Commentaire de: Dominique WELSCH [Visiteur]
Aussi loin que ma mémoire m' emporte, j' ai le souvenir du livre, mon premier à la maternelle,habillé d' un tablier gris, je lisais Poule Rousse et le Renard, en ces instants je fuyais déjà le monde qui m' entourait.
Cette notion de convergence me convient bien, ma relation livresque a toujours été intime, entre amours et fuites, je n' ai cessé de parcourir de mon regard les mots des Autres.Cette relation m' a apporté le moins de douleurs, j'y prends toujours du plaisir.
Sans partir du coté du Divan, enfant, mes parents, ma mère surtout, me disait "cesse donc de lire, tu ne sais rien faire d' autre.." "ce ne sont pas les livres qui te donneront à manger" "tu ne sais rien faire de tes dix doigts mis à part tenir un livre"....Les livres ne m' ont pas apporté de pain mais beaucoup plus, ils m' ont sauvé la Vie.Quand je buvais, j' achetais beaucoup de livres, rêvant celui qui me permettrait d' arrêter de me tuer,et je me souviens m' être sauvé de mon alcoolisme en saisissant la perche de mes mots passés de Gary et ses mangeurs d' étoiles, de Robinson Crusoé, de Derrida et d' une phrase "Prenez votre temps en vous dépêchant vite de le faire car vous ne savez pas ce qui vous attend" et de tous les autres...Voilà, je m' excuse d' être parti plus loin que je le souhaitais mais mes mots comme les troncs d' arbres suivent la rivière jusqu' à leurs destinations, celle du Jour.
Permalien Jeudi 9 août 2007 @ 08:50
Commentaire de: sancho [Visiteur] · http://www.philo.over-blog.com/
A Pascal Quignard, je préfère Pascal : "Je ne sais qui m'a mis au monde ni ce que c'est que le monde ni que moi-même".

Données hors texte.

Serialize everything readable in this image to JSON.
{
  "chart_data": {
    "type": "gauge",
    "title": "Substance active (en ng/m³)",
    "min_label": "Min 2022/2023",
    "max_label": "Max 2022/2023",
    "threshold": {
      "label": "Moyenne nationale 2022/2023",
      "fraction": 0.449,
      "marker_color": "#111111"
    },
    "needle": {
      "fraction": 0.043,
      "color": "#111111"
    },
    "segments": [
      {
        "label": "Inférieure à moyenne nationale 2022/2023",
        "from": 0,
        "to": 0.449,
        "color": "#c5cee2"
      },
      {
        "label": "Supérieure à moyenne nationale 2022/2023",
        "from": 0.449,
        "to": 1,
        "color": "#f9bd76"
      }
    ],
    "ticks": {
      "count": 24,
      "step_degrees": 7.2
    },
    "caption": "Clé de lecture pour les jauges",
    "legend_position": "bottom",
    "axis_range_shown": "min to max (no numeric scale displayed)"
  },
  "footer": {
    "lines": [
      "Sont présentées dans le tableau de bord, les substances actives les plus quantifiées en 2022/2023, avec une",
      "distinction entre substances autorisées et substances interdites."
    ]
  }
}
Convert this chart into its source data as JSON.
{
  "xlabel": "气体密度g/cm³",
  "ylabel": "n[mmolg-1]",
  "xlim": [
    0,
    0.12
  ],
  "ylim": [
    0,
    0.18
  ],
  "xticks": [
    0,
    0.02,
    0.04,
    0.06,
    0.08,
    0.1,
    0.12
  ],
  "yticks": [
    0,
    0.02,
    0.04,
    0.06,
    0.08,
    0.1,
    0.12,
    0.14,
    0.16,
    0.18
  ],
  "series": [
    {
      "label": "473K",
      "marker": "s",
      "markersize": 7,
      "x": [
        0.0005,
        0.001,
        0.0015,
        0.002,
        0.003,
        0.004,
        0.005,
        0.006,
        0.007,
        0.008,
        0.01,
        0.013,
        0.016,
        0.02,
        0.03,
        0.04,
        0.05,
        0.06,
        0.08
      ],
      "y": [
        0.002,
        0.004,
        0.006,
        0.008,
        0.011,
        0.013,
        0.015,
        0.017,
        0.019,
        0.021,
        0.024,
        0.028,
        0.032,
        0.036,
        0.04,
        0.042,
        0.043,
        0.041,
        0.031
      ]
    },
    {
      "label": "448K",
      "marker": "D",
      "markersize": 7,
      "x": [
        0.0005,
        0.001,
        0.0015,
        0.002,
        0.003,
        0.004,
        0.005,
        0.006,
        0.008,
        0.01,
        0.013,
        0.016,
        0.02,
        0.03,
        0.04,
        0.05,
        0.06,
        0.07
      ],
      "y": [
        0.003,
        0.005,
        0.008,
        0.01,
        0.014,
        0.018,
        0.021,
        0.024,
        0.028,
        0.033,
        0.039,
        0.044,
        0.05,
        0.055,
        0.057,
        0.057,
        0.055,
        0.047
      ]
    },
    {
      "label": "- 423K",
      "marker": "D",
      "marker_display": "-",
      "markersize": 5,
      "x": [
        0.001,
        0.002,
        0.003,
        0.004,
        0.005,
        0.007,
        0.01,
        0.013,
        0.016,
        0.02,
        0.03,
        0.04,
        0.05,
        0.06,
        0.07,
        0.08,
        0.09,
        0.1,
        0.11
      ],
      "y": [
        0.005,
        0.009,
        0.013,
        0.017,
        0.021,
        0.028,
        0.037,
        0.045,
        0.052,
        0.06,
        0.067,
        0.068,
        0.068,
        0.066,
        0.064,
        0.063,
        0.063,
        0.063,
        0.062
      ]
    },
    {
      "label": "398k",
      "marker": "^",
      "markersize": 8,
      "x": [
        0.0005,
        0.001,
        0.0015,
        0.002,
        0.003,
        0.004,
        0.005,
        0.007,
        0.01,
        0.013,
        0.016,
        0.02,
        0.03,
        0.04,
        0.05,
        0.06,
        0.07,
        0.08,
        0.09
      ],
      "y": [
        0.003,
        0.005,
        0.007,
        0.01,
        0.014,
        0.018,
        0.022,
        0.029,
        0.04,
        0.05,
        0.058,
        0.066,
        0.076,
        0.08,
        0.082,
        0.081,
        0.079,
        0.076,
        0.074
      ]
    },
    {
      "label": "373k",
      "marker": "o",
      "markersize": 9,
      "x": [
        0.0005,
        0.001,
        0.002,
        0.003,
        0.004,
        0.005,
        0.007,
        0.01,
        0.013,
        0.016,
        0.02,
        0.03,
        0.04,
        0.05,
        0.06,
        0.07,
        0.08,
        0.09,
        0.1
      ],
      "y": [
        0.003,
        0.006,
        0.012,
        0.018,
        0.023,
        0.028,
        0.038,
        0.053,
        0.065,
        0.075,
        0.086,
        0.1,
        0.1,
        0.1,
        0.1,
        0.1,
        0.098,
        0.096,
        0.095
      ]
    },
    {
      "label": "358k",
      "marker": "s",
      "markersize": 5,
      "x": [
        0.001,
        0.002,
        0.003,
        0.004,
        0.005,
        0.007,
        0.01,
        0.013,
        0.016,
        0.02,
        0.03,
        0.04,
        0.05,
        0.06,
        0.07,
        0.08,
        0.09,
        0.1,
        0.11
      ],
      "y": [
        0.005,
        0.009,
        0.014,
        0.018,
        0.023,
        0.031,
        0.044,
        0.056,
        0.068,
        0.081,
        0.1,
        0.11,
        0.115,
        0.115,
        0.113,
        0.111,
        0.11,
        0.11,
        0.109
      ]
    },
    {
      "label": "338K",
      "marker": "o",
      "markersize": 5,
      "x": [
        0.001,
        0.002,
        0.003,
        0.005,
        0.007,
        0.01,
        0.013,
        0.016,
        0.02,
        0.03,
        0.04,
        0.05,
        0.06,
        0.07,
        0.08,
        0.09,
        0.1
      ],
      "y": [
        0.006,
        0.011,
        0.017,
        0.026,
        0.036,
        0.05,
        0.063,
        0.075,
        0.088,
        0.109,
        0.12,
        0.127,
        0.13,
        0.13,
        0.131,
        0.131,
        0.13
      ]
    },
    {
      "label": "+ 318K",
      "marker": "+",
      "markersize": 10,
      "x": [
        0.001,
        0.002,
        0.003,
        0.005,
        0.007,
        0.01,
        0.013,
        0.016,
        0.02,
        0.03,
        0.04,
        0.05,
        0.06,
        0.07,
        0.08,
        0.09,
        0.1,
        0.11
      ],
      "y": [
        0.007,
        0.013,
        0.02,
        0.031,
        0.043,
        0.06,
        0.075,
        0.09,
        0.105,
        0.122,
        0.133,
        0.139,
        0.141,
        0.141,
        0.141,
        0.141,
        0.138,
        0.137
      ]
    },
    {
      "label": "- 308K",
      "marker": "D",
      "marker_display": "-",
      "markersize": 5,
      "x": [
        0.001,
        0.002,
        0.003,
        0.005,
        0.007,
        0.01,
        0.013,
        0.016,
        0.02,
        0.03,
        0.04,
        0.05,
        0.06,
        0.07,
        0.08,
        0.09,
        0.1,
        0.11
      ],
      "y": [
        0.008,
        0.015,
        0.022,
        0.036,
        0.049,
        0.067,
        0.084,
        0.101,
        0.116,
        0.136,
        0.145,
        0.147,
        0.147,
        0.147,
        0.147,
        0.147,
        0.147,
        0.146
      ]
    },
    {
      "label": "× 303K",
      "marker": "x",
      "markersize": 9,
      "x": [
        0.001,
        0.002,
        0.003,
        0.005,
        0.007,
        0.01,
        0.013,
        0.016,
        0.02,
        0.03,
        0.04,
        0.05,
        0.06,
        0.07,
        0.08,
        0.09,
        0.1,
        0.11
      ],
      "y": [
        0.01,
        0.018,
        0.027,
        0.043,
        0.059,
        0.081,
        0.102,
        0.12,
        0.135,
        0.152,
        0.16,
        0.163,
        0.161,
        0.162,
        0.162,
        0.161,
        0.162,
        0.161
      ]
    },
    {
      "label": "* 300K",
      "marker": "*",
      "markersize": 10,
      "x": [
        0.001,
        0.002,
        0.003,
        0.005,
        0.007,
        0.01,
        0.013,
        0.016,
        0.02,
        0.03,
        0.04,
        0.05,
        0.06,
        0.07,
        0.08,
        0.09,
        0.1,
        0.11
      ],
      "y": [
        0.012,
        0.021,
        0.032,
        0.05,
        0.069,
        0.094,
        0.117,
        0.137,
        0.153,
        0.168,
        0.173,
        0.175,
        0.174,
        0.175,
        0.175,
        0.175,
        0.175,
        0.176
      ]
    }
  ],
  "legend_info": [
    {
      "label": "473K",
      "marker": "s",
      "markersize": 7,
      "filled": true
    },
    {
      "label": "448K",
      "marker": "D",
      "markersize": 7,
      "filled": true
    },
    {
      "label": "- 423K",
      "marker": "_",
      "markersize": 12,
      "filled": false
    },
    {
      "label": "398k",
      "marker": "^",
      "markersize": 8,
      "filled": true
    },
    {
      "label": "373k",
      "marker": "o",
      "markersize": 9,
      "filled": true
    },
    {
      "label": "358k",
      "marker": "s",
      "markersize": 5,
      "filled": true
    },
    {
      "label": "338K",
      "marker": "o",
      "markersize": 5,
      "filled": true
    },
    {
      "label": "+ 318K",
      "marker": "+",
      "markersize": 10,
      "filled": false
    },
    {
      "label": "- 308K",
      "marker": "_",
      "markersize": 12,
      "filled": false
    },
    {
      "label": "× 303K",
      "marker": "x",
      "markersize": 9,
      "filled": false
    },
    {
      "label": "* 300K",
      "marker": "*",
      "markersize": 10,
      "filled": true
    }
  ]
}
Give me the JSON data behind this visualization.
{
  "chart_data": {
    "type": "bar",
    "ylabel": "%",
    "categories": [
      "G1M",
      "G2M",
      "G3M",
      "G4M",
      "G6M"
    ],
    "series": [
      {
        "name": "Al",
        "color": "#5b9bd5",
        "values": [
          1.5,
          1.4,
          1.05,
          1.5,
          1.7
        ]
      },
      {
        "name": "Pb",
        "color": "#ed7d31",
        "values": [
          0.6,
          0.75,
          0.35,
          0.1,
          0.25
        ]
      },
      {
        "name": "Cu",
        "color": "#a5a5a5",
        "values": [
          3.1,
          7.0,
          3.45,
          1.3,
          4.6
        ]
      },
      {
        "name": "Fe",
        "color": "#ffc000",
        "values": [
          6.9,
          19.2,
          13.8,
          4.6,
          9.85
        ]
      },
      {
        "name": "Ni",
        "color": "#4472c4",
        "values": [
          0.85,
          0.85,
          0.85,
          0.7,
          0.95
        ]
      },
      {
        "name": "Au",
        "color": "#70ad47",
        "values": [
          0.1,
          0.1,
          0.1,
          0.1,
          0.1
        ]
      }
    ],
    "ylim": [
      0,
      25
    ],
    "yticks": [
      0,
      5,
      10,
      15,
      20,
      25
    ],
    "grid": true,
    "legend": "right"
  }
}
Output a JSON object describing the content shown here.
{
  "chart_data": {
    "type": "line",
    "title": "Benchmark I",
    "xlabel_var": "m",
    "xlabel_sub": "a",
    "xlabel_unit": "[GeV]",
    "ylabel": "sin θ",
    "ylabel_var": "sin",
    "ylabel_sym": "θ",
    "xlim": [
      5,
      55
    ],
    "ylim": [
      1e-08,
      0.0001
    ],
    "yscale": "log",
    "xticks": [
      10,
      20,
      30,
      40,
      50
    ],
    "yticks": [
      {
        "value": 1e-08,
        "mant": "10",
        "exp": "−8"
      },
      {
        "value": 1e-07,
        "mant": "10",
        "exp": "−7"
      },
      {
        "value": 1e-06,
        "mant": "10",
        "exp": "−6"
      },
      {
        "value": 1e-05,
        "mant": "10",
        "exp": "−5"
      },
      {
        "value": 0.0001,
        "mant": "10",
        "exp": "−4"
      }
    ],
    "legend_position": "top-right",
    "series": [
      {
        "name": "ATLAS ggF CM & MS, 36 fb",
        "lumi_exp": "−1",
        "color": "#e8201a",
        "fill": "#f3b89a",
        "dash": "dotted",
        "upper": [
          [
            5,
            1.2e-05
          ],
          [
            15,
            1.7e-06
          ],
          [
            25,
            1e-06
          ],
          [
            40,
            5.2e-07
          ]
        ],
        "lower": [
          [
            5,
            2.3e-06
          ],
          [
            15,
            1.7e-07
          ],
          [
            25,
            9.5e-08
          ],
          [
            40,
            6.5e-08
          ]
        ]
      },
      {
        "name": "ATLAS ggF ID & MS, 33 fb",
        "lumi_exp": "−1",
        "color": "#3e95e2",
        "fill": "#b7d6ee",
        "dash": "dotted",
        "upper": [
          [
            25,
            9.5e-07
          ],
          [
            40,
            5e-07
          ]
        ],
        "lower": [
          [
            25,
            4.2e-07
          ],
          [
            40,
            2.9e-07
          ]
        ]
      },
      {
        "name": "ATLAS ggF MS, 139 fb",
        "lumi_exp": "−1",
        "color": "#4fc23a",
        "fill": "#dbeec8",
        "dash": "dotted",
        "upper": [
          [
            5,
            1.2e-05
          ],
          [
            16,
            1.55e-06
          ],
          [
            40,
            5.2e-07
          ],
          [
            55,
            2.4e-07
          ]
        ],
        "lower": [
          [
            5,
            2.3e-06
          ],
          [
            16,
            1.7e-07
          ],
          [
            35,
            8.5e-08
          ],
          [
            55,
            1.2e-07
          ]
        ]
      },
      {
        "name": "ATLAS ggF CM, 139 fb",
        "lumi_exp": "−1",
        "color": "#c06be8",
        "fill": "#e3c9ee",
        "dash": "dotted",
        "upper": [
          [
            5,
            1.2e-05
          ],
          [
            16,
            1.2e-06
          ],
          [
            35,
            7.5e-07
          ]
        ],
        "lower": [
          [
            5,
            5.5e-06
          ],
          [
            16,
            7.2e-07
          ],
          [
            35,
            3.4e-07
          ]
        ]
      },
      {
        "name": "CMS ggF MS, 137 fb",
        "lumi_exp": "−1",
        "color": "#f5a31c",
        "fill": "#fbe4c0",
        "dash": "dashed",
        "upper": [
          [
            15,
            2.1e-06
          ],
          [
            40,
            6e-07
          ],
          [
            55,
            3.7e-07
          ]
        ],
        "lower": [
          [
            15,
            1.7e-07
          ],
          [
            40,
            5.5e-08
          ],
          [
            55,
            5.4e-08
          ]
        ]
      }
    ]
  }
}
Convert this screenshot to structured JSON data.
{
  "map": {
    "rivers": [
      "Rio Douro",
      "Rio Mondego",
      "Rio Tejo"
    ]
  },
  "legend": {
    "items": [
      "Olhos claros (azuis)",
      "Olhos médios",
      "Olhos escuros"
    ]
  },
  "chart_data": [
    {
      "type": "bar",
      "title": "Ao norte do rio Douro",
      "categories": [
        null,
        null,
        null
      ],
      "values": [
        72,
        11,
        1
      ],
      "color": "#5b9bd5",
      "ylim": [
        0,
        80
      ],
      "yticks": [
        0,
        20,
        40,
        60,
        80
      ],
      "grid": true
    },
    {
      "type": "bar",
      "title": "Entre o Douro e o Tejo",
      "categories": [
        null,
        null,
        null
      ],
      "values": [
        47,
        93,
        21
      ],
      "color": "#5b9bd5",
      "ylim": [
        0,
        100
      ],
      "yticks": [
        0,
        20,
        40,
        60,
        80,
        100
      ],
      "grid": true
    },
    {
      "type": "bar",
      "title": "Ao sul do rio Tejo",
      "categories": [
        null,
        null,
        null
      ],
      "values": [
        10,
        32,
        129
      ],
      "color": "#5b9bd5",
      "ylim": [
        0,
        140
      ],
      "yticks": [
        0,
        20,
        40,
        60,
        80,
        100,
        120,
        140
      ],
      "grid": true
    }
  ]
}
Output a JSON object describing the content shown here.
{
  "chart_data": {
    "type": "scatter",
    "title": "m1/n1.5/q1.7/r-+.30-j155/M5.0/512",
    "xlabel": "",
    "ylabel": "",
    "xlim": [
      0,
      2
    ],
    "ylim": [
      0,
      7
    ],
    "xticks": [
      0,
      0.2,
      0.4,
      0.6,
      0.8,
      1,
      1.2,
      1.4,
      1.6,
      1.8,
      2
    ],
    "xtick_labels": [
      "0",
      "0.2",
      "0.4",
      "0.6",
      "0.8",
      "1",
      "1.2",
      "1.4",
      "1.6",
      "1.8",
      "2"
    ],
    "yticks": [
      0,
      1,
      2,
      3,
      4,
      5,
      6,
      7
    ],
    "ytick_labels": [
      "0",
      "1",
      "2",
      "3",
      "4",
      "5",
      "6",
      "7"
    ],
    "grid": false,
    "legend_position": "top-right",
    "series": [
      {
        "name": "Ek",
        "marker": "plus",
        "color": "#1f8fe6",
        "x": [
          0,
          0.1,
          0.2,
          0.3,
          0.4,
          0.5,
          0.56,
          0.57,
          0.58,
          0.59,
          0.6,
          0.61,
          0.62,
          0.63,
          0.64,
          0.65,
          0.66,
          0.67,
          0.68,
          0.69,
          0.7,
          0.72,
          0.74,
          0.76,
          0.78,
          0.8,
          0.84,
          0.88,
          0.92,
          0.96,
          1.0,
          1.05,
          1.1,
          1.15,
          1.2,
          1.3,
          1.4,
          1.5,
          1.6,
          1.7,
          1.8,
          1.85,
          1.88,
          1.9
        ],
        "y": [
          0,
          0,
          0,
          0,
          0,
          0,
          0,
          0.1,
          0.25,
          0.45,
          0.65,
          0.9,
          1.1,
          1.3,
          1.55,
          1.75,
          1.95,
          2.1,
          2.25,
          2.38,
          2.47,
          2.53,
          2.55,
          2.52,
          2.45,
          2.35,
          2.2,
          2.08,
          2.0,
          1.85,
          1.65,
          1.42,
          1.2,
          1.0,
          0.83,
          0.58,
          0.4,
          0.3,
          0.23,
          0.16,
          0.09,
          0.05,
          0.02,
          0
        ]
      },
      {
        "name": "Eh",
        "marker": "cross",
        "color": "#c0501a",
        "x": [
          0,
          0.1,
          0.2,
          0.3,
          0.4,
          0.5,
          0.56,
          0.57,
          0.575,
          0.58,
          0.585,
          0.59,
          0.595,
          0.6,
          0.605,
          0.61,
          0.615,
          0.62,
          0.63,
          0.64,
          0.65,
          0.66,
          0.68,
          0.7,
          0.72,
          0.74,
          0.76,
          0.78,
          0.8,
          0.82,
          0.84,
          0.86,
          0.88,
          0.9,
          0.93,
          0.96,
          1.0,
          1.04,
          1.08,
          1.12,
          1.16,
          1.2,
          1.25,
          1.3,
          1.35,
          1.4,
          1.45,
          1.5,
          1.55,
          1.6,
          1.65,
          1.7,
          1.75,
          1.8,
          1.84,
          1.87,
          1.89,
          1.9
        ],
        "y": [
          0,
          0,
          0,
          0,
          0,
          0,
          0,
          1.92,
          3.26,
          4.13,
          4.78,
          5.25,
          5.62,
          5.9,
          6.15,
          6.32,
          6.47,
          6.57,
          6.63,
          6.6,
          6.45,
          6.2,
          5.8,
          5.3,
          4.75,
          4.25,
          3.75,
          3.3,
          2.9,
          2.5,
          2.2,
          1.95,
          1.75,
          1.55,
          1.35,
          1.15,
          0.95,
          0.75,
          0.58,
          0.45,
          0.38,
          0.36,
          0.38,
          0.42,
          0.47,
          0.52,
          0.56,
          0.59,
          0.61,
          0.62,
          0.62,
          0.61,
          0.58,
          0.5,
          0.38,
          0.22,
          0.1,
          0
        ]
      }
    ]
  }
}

A part ça, il faut quand même que je vous pose une question. Vous demandez : "Qui sait si ces deux événements ne partagent pas le même secret, la même nudité, la même cruauté, s'ils ne relèvent pas de nécessités et de hasards semblables. S'ils ne sont pas l'écho l'un de l'autre".

Qui pourrait le savoir, en dehors de vous précisément?

De deux choses l'une en effet : ou bien vous vous limitez à supposer un tel savoir, et dans ce cas ce n'est pas très intéressant, ou bien vous savez, mais vous ne dites pas tout, vous n'allez pas jusqu'au bout de votre pensée, dans ce cas vous vous censurez vous-même.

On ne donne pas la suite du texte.